I see that NBC has the barker channel up for their new oldies channel COZI. It's on AMC1, 103w Ku band. I'm not sure when it launches but it should be within the month. It's now added to the list of other retro channels, like RTV, MeTV and AntennaTV. COZI is owned and operated by NBC and will appear as a subchannel, on 10 of the larger owner operated NBC affiliates, over the air.


----------



## Jon Ellis (Dec 28, 2003)

Press reports a month or two ago said it was supposed to launch on 1/1. No affiliates have been announced other than the NBC O&O subchannels, replacing NBC Nonstop.


----------



## PrinceLH (Feb 18, 2003)

You are correct. Just 10 O&O stations are carrying it. I'm sure, once contracts are fulfilled on some of the regular NBC affiliates, they will opt for COZI, over MeTV, THIS TV, RTV and AntennaTV. 

I've noticed tonight, that MeTV has started to add commercials for upcoming programming changes for January, 2013. It must be when contracts for syndicated programming becomes due.


----------



## Jon Ellis (Dec 28, 2003)

Most of the good rerun programming is already taken. This is just the opinion of a classic TV fan/TV news person, but Me-TV has the best lineup, followed by Antenna TV. Cozi TV's lineup looks to be better than RTV but not better than Me-TV or Antenna TV. I don't imagine many NBC affiliates will drop Me-TV or Antenna TV to pick up Cozi, but they might add it if they can put it on another channel. Otherwise, other stations will get the opportunity.

Classic TV is still a better idea than repeating loops of old news and weather, though. It amazes me that the network O&O big-wigs took so long to realize that very few people want to watch loops of outdated news and weather or unfamiliar lifestyle shows repeated hundreds of times. It's cheaper to put on familiar reruns and they get better ratings, too.

Just my 2 cents.


----------



## PrinceLH (Feb 18, 2003)

I agree with you on MeTV and AntennaTV. I just wish AntennaTV was available by C/Ku band satellite. 

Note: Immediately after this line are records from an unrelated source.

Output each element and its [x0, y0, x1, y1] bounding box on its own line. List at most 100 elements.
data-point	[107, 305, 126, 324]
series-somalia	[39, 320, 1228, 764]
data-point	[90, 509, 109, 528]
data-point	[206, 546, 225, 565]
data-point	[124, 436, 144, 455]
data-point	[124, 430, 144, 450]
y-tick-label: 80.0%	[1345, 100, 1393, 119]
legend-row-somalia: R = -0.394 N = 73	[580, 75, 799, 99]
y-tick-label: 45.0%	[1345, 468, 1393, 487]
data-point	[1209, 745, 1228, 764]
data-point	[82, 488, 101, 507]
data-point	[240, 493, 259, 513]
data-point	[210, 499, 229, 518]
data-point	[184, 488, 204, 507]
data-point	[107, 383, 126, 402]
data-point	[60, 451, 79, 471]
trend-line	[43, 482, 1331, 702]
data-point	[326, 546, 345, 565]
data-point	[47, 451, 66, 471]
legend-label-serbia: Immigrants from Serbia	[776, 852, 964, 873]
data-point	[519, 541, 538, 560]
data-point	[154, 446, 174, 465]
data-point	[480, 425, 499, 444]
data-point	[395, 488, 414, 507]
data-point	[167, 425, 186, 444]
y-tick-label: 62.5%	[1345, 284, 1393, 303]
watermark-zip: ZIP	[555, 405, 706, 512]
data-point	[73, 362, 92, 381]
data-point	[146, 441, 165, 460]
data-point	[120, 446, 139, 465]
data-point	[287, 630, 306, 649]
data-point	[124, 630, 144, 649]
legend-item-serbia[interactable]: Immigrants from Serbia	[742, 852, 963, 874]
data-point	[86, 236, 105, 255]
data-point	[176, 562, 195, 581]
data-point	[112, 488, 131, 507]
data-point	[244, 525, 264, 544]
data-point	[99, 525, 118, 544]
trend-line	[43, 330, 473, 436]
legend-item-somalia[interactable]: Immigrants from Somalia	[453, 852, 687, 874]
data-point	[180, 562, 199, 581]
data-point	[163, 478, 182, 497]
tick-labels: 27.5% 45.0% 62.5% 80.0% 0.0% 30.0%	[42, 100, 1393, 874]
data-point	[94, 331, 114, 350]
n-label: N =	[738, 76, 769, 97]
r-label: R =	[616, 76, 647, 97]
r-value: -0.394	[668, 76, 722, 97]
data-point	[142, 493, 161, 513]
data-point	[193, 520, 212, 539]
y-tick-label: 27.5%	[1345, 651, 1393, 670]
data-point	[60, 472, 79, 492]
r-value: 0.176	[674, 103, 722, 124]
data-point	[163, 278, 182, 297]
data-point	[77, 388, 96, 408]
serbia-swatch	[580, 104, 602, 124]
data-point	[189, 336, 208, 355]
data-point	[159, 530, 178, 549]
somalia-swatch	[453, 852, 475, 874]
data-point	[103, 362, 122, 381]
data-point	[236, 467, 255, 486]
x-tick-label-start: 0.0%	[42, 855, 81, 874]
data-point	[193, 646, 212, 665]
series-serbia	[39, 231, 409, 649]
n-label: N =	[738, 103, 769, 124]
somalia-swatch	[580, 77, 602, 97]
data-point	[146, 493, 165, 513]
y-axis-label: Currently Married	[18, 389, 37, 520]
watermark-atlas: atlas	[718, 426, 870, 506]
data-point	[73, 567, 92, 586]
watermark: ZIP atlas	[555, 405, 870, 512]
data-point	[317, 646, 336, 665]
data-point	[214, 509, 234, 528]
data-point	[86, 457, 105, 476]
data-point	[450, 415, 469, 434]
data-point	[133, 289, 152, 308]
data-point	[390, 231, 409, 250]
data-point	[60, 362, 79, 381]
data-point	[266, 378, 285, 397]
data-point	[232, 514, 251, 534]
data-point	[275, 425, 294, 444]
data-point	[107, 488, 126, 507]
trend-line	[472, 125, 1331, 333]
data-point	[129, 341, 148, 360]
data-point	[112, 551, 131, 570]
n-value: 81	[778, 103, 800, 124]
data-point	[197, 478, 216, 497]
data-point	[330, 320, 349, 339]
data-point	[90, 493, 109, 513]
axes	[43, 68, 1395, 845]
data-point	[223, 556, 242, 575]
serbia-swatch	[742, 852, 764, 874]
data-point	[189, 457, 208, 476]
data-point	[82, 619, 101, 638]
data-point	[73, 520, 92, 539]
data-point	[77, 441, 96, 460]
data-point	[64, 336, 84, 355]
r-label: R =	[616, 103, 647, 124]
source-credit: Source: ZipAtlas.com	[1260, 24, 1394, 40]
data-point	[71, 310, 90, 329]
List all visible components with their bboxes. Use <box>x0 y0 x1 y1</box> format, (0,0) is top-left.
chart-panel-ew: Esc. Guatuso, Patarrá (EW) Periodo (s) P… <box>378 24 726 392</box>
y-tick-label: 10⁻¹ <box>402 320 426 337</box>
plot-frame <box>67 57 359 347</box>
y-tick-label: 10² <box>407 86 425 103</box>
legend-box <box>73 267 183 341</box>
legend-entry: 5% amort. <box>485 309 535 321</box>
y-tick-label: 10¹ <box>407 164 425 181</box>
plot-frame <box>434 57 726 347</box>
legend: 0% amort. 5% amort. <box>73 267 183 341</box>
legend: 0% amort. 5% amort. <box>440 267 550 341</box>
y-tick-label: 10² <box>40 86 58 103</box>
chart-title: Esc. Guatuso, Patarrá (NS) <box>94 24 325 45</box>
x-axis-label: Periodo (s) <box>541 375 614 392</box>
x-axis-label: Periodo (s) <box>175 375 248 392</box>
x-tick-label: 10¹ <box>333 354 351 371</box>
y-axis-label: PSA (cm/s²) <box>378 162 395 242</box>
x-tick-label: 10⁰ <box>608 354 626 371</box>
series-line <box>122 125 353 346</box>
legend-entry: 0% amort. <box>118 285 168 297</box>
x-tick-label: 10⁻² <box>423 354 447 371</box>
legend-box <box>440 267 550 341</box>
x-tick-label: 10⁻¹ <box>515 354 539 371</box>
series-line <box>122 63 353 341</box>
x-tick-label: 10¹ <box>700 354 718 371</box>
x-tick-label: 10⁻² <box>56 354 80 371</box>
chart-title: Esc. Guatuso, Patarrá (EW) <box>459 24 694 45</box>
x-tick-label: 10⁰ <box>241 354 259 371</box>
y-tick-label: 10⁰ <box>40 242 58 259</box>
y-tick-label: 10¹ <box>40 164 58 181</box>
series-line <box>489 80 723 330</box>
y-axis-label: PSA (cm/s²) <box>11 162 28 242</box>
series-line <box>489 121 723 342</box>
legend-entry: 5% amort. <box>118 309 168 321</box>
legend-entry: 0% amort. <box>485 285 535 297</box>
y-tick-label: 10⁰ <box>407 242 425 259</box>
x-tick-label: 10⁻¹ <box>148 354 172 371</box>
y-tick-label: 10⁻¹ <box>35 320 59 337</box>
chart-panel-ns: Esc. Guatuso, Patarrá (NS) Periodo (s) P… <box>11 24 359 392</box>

I think COZI will eventually pick up steam, as programming becomes available and comes up for bid. It's too bad that a network couldn't reclaim all of their original programming and actually run it, in the order that it was originally presented. Retro commercials and all, just like TV Land used to.

I just hope they get the aspect ratio corrected, because I hate the stretchomatic. On day one, it wasn't stretched, then it changed on day two.


----------